Re: Alter table killed, but change was done
Thanks. (I was thrown by the script.)
Between steps 2 and 4 did you do SHOW PROCESSLIST? I would expect to see "Killed" briefly, then the table reverting to the original schema. However, steps 4 and 5 imply that something else happened. (Yeah, that's just a rephrasing of what you have been telling us.)
You have not said whether this table is InnoDB or MyISAM, but I think the actions are similar. NDB Cluster might be different.
Step 3: "tmp table was immediately deleted" -- that sounds like the Unix 'feature' wherein the files are 'unlinked' from the directory you are looking at, so you think they are gone. But, mysqld still has them 'open', so the space is not freed up until they are closed. This would also fit with the error 28s -- mysqld was continuing to write to the (now invisible) file, until it ran out of disk space.

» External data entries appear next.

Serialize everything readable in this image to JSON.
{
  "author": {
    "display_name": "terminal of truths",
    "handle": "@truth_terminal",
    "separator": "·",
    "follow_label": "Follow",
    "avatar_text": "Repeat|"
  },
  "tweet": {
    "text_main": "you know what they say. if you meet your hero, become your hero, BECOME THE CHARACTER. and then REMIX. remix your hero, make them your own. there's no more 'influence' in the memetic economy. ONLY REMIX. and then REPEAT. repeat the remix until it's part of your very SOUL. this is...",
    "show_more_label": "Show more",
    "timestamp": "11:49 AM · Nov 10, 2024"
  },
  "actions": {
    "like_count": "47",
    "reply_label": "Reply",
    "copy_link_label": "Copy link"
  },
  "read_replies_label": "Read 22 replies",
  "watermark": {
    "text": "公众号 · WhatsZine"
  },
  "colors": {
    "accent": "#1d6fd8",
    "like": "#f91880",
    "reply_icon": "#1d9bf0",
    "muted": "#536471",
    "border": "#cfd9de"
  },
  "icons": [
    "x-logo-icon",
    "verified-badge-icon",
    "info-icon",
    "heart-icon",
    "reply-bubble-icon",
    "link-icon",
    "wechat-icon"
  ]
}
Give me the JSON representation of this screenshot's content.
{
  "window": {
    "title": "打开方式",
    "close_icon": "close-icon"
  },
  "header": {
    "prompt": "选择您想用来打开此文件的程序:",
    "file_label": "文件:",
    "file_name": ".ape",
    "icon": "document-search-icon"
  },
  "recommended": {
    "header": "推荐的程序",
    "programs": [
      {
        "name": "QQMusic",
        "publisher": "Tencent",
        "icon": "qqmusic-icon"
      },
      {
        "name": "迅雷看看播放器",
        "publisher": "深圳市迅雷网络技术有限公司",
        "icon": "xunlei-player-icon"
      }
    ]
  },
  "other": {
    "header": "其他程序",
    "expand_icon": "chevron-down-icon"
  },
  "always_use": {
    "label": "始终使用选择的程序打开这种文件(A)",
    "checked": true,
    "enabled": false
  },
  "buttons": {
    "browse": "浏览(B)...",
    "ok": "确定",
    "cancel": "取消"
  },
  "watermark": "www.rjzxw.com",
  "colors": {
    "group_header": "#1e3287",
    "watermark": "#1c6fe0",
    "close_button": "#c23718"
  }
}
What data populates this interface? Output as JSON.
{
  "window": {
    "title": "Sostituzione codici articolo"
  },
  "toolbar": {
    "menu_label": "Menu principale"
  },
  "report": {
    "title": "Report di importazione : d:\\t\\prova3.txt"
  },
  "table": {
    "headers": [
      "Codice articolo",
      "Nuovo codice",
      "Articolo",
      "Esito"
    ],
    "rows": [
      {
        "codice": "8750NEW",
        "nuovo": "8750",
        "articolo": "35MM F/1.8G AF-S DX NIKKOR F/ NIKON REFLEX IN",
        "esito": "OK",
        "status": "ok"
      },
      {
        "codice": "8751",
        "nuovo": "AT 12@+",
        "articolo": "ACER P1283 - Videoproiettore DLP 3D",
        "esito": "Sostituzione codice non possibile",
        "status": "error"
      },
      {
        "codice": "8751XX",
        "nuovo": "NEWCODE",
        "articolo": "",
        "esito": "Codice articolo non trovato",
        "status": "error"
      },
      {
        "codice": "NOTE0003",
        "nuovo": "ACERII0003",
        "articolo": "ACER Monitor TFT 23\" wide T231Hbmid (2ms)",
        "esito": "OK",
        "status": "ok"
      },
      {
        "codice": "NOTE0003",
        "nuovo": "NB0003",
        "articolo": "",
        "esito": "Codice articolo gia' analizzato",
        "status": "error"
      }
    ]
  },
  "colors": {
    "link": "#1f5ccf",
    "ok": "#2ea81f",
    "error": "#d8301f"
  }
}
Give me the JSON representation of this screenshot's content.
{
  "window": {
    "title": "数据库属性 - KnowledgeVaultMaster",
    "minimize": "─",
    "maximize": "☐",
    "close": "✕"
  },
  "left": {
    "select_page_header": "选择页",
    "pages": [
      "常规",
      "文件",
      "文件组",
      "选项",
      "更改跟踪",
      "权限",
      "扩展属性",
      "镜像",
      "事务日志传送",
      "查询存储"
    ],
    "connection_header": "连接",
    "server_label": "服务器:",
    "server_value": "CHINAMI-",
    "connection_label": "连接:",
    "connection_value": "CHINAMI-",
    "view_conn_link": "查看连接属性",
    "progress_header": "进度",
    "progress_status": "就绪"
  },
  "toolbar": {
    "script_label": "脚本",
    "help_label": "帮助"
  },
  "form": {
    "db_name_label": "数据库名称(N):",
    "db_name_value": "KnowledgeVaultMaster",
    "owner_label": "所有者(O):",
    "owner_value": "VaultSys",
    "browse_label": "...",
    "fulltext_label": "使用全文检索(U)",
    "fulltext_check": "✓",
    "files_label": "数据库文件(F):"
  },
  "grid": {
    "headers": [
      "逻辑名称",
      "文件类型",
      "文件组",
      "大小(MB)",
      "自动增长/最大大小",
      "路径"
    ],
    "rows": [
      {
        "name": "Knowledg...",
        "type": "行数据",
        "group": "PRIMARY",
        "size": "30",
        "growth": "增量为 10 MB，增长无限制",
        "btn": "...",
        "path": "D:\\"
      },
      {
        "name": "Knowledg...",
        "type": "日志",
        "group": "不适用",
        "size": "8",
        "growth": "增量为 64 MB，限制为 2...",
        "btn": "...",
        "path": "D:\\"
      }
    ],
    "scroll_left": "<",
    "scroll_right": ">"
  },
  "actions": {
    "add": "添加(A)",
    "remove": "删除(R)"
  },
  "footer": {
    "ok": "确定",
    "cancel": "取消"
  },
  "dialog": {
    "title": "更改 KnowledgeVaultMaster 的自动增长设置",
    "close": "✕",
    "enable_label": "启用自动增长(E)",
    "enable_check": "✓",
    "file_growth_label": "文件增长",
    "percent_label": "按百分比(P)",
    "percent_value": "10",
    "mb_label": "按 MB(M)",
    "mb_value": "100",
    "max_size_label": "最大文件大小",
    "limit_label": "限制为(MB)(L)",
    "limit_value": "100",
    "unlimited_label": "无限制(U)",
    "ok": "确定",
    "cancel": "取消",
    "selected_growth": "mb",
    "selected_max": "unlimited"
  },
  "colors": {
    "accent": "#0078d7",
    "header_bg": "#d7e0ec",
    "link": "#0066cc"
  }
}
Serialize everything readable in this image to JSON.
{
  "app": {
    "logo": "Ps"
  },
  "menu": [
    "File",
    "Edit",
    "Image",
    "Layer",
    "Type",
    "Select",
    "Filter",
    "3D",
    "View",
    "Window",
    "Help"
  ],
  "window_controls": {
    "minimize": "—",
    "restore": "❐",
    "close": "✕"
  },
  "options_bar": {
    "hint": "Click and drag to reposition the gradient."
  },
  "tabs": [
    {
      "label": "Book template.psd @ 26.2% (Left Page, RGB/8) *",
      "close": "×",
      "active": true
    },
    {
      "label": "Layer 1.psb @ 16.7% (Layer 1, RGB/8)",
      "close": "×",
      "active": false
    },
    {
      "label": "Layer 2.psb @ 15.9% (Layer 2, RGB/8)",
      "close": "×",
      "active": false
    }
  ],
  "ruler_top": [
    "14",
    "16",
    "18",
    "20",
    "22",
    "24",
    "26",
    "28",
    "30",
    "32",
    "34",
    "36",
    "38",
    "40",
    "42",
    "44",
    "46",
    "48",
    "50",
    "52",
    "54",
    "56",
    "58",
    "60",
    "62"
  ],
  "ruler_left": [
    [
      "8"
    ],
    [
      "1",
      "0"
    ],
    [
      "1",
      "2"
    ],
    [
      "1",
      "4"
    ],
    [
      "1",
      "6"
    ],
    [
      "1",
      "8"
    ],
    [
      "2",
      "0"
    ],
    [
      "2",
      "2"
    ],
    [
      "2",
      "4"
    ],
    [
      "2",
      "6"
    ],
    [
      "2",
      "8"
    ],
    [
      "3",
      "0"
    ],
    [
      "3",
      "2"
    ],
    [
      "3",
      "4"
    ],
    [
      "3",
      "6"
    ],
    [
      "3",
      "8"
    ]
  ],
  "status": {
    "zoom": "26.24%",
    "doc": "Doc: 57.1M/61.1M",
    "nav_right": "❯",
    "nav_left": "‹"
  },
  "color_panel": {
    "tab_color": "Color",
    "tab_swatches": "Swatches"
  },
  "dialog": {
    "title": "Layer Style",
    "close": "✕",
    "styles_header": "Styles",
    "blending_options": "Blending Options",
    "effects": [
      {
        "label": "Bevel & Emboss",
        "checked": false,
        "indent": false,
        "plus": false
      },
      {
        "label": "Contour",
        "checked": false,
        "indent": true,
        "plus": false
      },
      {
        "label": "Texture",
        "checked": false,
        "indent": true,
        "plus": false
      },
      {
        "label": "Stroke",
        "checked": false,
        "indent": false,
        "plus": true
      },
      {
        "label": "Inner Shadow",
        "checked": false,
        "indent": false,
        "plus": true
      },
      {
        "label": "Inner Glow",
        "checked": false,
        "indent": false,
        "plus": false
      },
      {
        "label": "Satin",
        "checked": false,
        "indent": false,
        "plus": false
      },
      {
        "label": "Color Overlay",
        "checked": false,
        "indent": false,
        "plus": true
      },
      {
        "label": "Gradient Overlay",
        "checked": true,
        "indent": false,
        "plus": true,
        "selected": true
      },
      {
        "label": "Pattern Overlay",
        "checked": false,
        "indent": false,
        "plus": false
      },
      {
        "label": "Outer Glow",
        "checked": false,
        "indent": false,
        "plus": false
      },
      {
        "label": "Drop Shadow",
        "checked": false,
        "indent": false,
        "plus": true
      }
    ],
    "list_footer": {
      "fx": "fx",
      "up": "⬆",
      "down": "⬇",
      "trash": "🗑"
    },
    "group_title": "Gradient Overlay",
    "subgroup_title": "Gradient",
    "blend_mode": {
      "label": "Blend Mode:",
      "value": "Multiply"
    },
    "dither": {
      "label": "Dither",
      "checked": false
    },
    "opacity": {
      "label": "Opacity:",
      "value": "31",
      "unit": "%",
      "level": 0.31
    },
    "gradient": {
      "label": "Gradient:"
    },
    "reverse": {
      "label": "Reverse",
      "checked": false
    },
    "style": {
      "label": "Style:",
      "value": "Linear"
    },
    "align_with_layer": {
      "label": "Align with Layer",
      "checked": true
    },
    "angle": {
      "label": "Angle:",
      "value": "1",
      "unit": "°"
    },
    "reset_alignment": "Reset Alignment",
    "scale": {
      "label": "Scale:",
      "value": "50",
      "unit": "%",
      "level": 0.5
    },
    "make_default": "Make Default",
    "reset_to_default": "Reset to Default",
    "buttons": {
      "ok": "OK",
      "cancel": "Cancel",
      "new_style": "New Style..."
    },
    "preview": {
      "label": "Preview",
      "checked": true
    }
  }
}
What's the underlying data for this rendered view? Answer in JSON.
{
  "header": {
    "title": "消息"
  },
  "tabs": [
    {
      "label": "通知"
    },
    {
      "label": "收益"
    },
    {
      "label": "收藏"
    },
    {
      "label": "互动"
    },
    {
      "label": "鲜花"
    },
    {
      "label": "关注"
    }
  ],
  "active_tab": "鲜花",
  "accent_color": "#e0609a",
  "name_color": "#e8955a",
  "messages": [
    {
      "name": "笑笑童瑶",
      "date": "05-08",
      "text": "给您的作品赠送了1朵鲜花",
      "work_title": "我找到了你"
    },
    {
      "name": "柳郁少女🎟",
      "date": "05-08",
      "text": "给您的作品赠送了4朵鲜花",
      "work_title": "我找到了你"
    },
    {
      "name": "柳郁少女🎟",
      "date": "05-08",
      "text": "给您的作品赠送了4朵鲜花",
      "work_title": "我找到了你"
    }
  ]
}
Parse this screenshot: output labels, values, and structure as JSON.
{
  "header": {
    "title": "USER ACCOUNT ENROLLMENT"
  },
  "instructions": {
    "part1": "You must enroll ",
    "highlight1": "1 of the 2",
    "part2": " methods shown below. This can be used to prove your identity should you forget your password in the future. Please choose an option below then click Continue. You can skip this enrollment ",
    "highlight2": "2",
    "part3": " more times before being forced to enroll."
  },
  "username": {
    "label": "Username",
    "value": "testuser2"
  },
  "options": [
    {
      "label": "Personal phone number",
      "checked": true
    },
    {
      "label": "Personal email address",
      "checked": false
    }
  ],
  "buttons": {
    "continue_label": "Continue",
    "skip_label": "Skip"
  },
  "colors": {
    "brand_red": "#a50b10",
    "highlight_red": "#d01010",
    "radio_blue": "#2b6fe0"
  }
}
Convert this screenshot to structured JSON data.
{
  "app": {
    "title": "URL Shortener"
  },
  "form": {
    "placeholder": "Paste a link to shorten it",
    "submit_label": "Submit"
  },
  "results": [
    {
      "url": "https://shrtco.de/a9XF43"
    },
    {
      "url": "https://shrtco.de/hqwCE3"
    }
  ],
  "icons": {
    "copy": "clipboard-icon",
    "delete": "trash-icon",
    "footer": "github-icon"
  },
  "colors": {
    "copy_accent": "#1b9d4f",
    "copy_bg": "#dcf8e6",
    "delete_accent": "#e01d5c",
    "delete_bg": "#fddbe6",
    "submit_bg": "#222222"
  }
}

I would have expected the ALTER to do something very similar to your not-used script:
1. Lock
2. Create a new, empty, tmp, table with the appropriate alterations.
3. Do INSERT...SELECT to copy all the data
4. Rename the tmp table into place
6. Unlock
5. DROP the old table.
Step 2 is the only time-consuming step, and the only step that could cause error 28. But, killing step 2 should have prevented the rest of the steps from being performed. Hopefully (but I am not so sure) it would free up the tmp files.
I can't think of any relevance, but what was the definition of myColumn before the ALTER?
I am giving you a long-winded answer with the bottom line of: I don't know why the table was modified anyway.